How Wayfair improves its feature engineering with Vertex AI

Here at Wayfair, our data scientists rely on multiple sources of data to obtain features for model training. An ad hoc approach to feature engineering led to multiple versions of feature definitions, making it challenging to share features between different models. Most of the features were stored and used with minimal oversight on freshness, schema, and data guarantees. As a result, our data scientists frequently encountered discrepancies in model performance between development and production environments, making the feedback loop for retraining cumbersome. The whole process of curating new stable features and developing new model versions often took several months.
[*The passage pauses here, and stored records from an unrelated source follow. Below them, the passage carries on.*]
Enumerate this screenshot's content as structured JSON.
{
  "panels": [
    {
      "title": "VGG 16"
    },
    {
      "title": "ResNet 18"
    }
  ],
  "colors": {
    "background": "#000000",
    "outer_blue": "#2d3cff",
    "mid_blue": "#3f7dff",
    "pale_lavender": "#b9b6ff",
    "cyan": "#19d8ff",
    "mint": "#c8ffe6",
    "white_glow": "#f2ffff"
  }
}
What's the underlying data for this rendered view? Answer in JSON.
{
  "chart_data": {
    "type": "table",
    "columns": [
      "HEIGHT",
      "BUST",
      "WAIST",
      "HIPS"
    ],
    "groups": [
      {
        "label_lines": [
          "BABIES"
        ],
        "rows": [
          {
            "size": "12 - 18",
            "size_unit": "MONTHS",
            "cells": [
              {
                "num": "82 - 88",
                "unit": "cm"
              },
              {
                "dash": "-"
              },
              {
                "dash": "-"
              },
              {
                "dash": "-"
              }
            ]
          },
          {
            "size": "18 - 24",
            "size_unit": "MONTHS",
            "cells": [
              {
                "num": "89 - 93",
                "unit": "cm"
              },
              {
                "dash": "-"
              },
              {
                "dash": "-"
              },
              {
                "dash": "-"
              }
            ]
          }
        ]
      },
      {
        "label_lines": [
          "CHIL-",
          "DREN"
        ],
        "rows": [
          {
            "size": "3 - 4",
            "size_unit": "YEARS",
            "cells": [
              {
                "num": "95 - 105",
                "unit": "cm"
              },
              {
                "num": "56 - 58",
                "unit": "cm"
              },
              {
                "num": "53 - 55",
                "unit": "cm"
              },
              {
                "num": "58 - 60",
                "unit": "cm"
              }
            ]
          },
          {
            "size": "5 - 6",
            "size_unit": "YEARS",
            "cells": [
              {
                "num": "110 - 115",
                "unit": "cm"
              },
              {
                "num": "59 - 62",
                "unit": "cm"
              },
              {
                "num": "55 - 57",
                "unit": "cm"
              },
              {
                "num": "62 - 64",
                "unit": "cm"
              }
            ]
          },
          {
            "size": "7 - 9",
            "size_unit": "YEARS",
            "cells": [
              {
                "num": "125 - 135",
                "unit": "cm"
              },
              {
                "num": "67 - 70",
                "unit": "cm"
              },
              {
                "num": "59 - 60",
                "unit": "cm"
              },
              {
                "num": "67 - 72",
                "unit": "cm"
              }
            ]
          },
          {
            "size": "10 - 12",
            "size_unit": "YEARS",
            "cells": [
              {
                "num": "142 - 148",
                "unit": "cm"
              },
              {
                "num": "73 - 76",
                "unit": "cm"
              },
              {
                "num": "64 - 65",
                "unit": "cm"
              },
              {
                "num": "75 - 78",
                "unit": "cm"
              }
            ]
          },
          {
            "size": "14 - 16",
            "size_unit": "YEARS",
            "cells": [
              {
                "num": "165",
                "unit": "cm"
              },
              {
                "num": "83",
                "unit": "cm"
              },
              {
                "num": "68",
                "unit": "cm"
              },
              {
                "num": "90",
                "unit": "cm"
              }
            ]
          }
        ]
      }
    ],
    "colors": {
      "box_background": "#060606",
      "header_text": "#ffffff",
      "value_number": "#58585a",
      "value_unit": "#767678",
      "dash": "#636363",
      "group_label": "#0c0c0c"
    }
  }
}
To address these issues, the Service Intelligence team at Wayfair decided to create a centralized feature engineering system. Our goal was to standardize feature definitions, automate ingestion processes, and simplify maintenance. We worked with Google to adopt different Vertex AI offerings, especially Vertex AI Feature Store and Vertex AI Pipelines. The former provides a centralized repository for organizing, storing, and serving ML features, and the latter helps to automate, monitor, and manage ML workflows. These offerings became the two main components of our feature engineering architecture.

On the data side, we developed workflows to streamline the flow of raw features data into BigQuery tables. We created a centralized repository of feature definitions that specify how each feature should be pulled, processed, and stored in the feature store. Using the Vertex AI Feature Store’s API, we automatically create features based on the given definitions. We use GitHub’s PR approval process to enforce governance and track changes.